With alternating current, there is a feeling of electric shock as long as contact is made. In contrast, with direct current, there is only a feeling of shock when the circuit is made or broken. While the contact is maintained, there is no sensation of shock.** Below 300 mA DC rms, there is no let-go phenomenon because the hand is not involuntarily clamped. There is a feeling of warmth while the current travels through the arm. Making or breaking the circuit leads to painful unpleasant shocks. Above 300 mA, letting go may be impossible. The threshold for ventricular fibrillation for direct current shocks longer than 2 seconds is 150 mA as compared with 50 mA for 60-Hz shocks; for shocks shorter than 0.2 seconds, the threshold is the same as that for 60-HZ shocks, that is, approximately 500 mA.

** Elsewhere the article states that damaging interruption of heart rhythm is typically limited to a "vulnerable" phase of the cardiac cycle. Since the shock effect of DC is brief and transient, it will often not coincide with this phase. With AC (i.e. continuous) shocks lasting more than one cardiac cycle, it inevitably will.

 

[PuffTheMagicDragon]

Would it not be more assuring if you simply changed the leads and then kept them clean?

 

[Spirit (of Glenans)]

[/QUOTE]It is possible that the shock is coming from a lower voltage part of the ignition system which comes out as a wire which is grounded to stop the motor[/QUOTE]
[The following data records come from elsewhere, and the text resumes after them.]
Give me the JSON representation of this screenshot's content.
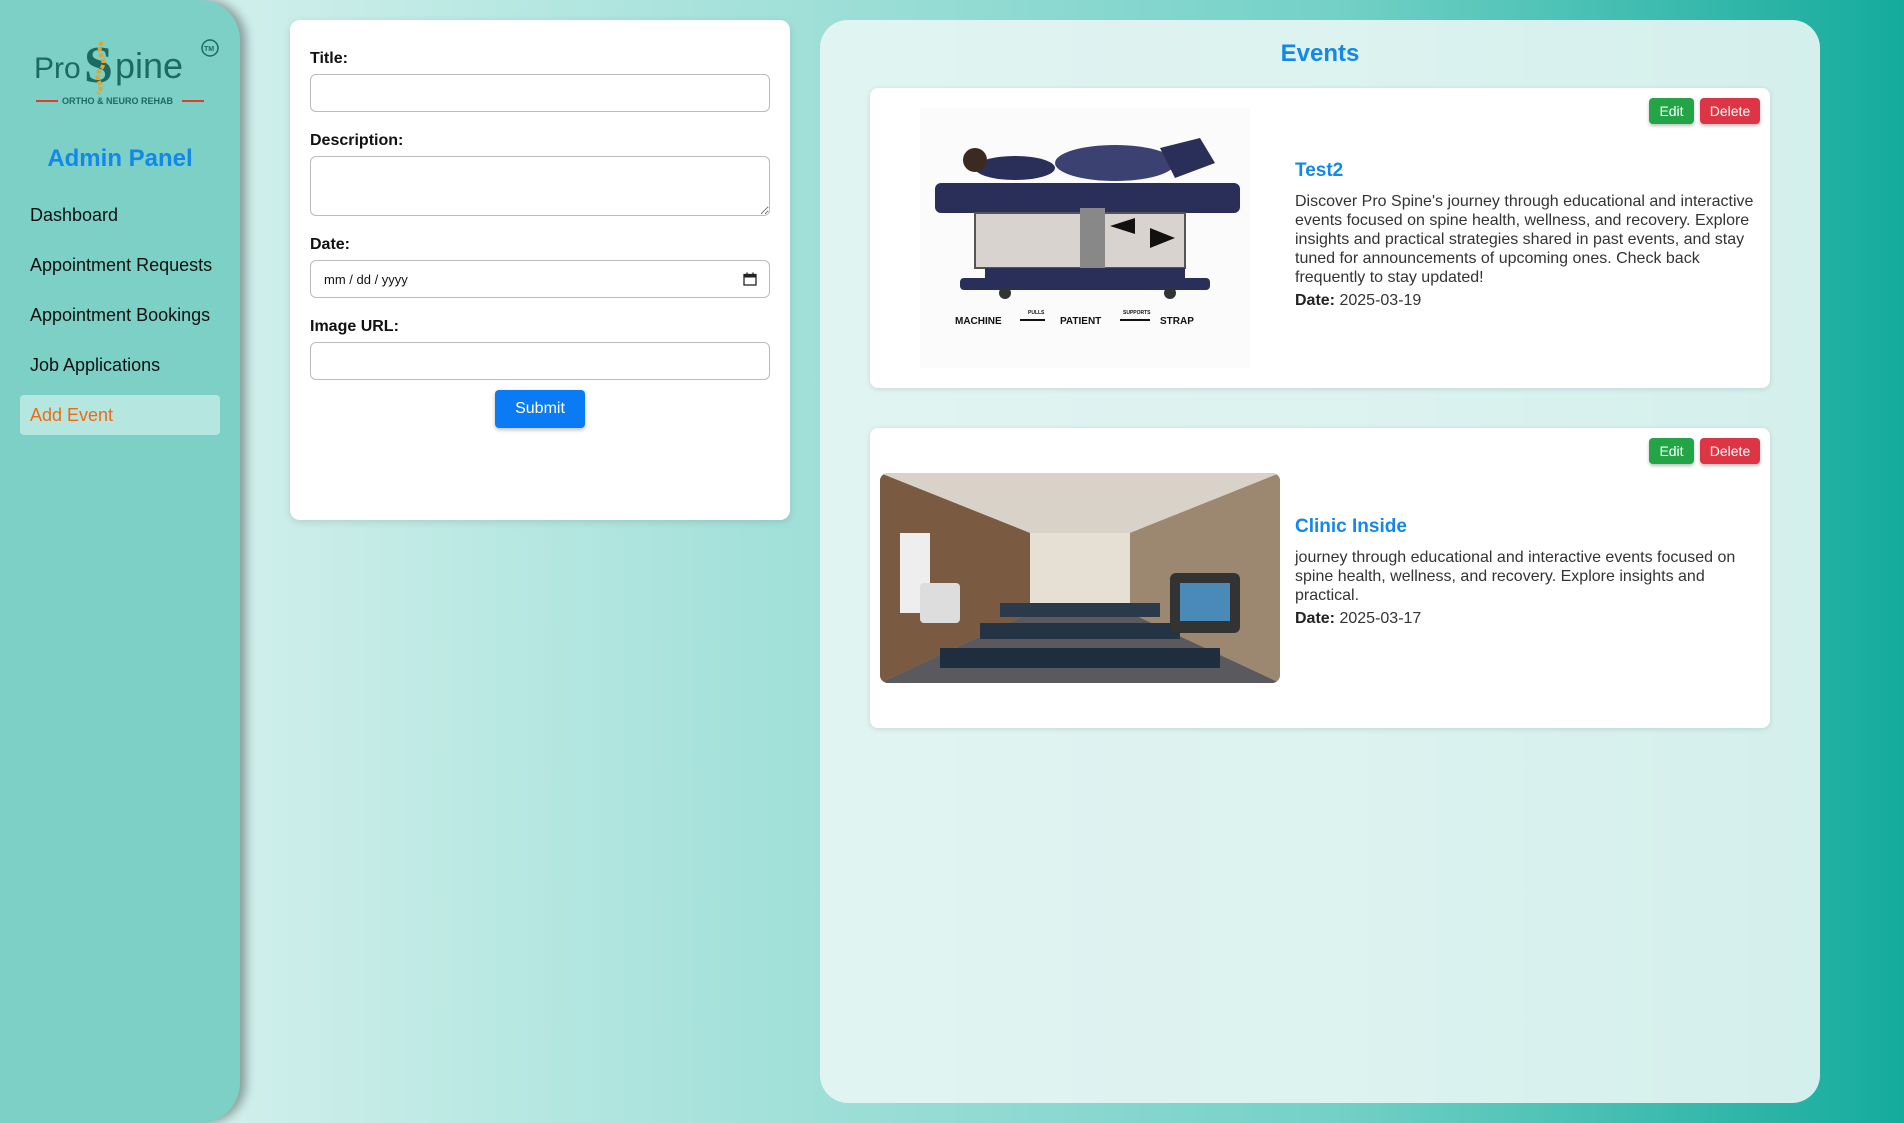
{
  "brand": {
    "logo_pro": "Pro",
    "logo_spine": "Spine",
    "logo_tm": "TM",
    "logo_tagline": "ORTHO & NEURO REHAB"
  },
  "sidebar": {
    "title": "Admin Panel",
    "items": [
      {
        "label": "Dashboard",
        "active": false
      },
      {
        "label": "Appointment Requests",
        "active": false
      },
      {
        "label": "Appointment Bookings",
        "active": false
      },
      {
        "label": "Job Applications",
        "active": false
      },
      {
        "label": "Add Event",
        "active": true
      }
    ]
  },
  "form": {
    "title_label": "Title:",
    "title_value": "",
    "description_label": "Description:",
    "description_value": "",
    "date_label": "Date:",
    "date_placeholder": "mm / dd / yyyy",
    "image_label": "Image URL:",
    "image_value": "",
    "submit_label": "Submit"
  },
  "events": {
    "heading": "Events",
    "items": [
      {
        "title": "Test2",
        "description": "Discover Pro Spine's journey through educational and interactive events focused on spine health, wellness, and recovery. Explore insights and practical strategies shared in past events, and stay tuned for announcements of upcoming ones. Check back frequently to stay updated!",
        "date_label": "Date:",
        "date": "2025-03-19",
        "edit_label": "Edit",
        "delete_label": "Delete",
        "image_captions": {
          "machine": "MACHINE",
          "patient": "PATIENT",
          "strap": "STRAP",
          "pulls": "PULLS",
          "supports": "SUPPORTS"
        }
      },
      {
        "title": "Clinic Inside",
        "description": "journey through educational and interactive events focused on spine health, wellness, and recovery. Explore insights and practical.",
        "date_label": "Date:",
        "date": "2025-03-17",
        "edit_label": "Edit",
        "delete_label": "Delete"
      }
    ]
  },
  "colors": {
    "accent_blue": "#1488e8",
    "active_orange": "#f06a14",
    "edit_green": "#23a547",
    "delete_red": "#dc3545",
    "submit_blue": "#0b7bf5"
  }
}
This points to a problem with the wiring of the on/off switch.

 

[Spirit (of Glenans)]

Not boaty, but many years ago I was standing on an aluminium stepladder in a chemist shop window, working on a display. There was a small neon sign, advertising a brand of cosmetics, in my way. I attempted to move it slightly, whereupon the wire, (carrying probably 10Kv), fell off the terminals. striking at the stepladder least three times on the way down. Didn't half make me jump

 

[Daydream believer]

My father would hold some unsuspecting persons arm or hand & remove the HT lead on a vehicle that was ticking over & put his thumb on the contact. The current used to run through him & make the unsuspecting byestander jump.

 

[earlybird]

I once chartered a boat with a Stuart-Turner twin. Raising the anchor regularly delivered quite sharp electric shocks from the chain. Someone eventually happened to notice a fat spark jumping from the engine HT lead, which was damaged near the magneto (IIRC) connection. When fixed, the shocks stopped and the engine ran much better.

 

[lpdsn]

Would it not be more assuring if you simply changed the leads and then kept them clean?

Sensible advice, but I don't think you're really entering into the spirit of the thread.